+3 votes
asked ago in General Economics Questions by (390 points)
DSGE models are subject to a lot of criticism, and I wonder if ACE is an interesting candidate to answer some of this criticism?

In particular, the bottom-up approach of ACE seems more promising and "realistic" than the representative agent. It's also a methodology where knowing the individual characteristics of the agents does not necessarily translate in knowing the characteristics of the system (emergence).

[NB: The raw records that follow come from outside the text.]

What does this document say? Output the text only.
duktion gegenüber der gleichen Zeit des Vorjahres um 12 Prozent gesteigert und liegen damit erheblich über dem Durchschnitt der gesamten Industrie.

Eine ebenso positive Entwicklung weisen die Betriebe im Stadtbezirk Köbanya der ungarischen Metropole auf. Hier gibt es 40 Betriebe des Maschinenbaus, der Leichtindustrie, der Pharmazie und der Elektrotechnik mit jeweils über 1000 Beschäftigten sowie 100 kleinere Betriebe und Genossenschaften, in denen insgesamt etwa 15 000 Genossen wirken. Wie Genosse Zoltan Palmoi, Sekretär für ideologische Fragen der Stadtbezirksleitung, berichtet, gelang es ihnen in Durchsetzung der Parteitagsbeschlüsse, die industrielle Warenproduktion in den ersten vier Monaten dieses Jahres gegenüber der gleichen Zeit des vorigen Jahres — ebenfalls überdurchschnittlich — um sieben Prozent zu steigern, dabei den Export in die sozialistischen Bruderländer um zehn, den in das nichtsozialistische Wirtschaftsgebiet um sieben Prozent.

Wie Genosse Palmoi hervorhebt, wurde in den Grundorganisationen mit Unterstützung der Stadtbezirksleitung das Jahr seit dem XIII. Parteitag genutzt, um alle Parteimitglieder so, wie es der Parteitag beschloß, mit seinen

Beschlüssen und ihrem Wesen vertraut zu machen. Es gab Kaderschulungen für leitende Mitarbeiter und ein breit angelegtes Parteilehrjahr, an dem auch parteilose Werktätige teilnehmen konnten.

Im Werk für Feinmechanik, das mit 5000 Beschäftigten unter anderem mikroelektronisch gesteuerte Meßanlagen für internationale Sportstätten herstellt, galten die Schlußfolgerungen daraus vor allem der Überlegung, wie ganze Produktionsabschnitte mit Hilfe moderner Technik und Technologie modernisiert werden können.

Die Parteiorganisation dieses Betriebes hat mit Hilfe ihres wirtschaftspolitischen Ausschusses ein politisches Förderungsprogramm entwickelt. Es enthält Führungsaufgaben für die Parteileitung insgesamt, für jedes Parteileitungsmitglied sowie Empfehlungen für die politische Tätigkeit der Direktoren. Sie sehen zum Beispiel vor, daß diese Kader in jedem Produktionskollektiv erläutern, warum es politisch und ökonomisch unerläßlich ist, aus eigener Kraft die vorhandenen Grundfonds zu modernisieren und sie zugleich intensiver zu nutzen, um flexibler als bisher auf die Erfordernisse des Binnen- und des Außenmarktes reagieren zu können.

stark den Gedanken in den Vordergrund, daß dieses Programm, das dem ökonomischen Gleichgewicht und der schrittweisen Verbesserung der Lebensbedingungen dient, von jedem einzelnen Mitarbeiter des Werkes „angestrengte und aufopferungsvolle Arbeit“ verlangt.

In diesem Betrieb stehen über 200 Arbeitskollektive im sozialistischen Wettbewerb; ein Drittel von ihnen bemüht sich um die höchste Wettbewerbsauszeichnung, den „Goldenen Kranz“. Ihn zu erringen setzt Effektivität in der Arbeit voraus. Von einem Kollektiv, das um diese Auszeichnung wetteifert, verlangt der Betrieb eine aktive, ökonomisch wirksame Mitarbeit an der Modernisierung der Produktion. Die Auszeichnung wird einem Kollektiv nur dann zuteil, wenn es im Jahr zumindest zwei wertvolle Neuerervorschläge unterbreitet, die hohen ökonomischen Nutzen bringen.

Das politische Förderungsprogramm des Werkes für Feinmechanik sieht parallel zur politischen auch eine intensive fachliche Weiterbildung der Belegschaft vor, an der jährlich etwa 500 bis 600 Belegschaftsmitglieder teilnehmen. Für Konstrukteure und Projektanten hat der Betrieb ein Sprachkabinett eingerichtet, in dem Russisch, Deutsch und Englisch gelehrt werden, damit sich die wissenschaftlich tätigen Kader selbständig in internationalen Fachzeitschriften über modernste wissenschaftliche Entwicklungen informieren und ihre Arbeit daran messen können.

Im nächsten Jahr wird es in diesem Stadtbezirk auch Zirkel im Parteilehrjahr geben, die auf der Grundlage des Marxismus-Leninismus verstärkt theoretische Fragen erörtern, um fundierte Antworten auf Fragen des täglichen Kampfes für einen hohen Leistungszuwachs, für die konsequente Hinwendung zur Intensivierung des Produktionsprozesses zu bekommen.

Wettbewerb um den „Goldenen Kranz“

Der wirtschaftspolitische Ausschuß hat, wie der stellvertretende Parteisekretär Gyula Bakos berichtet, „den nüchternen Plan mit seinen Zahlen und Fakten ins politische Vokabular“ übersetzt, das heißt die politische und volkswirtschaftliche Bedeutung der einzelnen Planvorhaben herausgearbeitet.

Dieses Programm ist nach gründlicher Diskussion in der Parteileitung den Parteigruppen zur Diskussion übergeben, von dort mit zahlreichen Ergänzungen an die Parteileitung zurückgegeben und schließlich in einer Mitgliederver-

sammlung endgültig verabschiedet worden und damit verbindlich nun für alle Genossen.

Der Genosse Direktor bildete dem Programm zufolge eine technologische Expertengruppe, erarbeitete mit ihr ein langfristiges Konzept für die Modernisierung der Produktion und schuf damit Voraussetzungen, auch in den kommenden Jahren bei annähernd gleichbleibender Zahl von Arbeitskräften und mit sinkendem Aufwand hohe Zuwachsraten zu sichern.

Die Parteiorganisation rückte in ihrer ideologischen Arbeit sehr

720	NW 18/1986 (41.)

That being said, the main drawback of ACE seems to be its difficulty to get empirically tested.

1 Answer

+1 vote
answered ago by (1.8k points)
I would say yes, but expect some pushback initially as always. Many phenomena are emergence characteristics and those can't be tackle with representative agent models. An application I used agent-based modeling for was for comparative statistics of individual learning under different recommender system institutions. I found the method quite useful. For DSGE, a few behavioral patches can close some gaps, but leave quite a bit of space for ACE.
commented ago by (390 points)
A "critic" of ACE I always found baffling is that "it's not economics because it's not tractable". I mean, as long as the person using this methodology is clear about its strengths and limitations and the topic is somewhat related to economics, I really don't get this criticism.

I usually understand this criticism as "you're doing something I can't, and I'll try to undermine your methodology/work by attacking its legitimacy as scientific work, instead of trying to honestly improving it" (or why I won't stay in academia after my graduation, episode 3847493).